Plot summary: Hot-rodded Beauty-and-the-Beast fable in which devious 1930s film-maker goes to uncharted island; giant ape-god captures comely heroine; heroine captures ape's heart; ape protects heroine by slaughtering dinosaurs; film-maker captures ape; ape runs amok in New York, climbs Empire State Building and gets shot down by aircraft. If you've seen the 1933 classic, the Peter Jackson version is just the same, only bigger.
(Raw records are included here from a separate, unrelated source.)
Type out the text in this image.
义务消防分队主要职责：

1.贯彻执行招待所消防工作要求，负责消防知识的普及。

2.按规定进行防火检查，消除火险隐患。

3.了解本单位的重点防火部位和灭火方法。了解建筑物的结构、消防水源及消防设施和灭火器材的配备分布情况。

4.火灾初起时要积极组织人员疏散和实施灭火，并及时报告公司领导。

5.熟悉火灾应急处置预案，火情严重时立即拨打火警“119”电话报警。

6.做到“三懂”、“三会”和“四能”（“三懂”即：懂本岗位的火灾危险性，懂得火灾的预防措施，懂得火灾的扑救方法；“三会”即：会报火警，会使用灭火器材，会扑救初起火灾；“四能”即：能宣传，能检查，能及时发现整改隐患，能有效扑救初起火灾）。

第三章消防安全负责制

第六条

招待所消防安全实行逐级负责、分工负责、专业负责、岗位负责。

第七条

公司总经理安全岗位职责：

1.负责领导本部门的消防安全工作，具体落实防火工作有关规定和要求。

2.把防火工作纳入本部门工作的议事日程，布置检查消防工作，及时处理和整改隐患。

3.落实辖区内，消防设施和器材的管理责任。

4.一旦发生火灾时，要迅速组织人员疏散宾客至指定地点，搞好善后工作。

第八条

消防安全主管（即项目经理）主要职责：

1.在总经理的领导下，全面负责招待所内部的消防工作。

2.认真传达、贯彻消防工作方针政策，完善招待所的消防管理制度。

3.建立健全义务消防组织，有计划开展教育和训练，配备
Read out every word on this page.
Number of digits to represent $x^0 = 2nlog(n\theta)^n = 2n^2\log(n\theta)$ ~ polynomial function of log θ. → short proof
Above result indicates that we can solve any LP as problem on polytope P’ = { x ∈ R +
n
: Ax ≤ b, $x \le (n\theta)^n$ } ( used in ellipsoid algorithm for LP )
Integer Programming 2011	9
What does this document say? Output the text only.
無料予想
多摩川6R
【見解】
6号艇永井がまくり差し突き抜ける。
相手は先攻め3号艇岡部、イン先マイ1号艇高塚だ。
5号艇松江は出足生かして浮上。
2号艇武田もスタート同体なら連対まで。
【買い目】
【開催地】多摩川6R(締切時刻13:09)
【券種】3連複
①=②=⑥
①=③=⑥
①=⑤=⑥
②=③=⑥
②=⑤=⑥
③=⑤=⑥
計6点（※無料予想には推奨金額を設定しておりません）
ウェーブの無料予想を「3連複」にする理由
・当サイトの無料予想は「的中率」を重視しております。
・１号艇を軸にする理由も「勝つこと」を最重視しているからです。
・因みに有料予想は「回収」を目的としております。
Science review: No, apes as big as Kong don't exist (even though the effects make it seem entirely believable). But the notion of odd-sized animals being discovered on islands isn't ridiculous. The 2004 discovery of dwarf hominids living until relatively recently on the Indonesian island of Flores, together with giant rats, huge lizards and pygmy elephants (see 'Flores man special'), highlighted the long-known fact that islands can host motley assemblages of archaic creatures (but dinosaurs?), which prolonged isolation has turned into dwarfs or giants.
There's another thing about Kong that's odd, of course: he seems to be the only representative of his species. Well, very large creatures are known to live a long time. Maybe he's just the last in his line.
Award: The most spectacular dispatch of a dinosaur by a mammal. Eat that, Jurassic Park.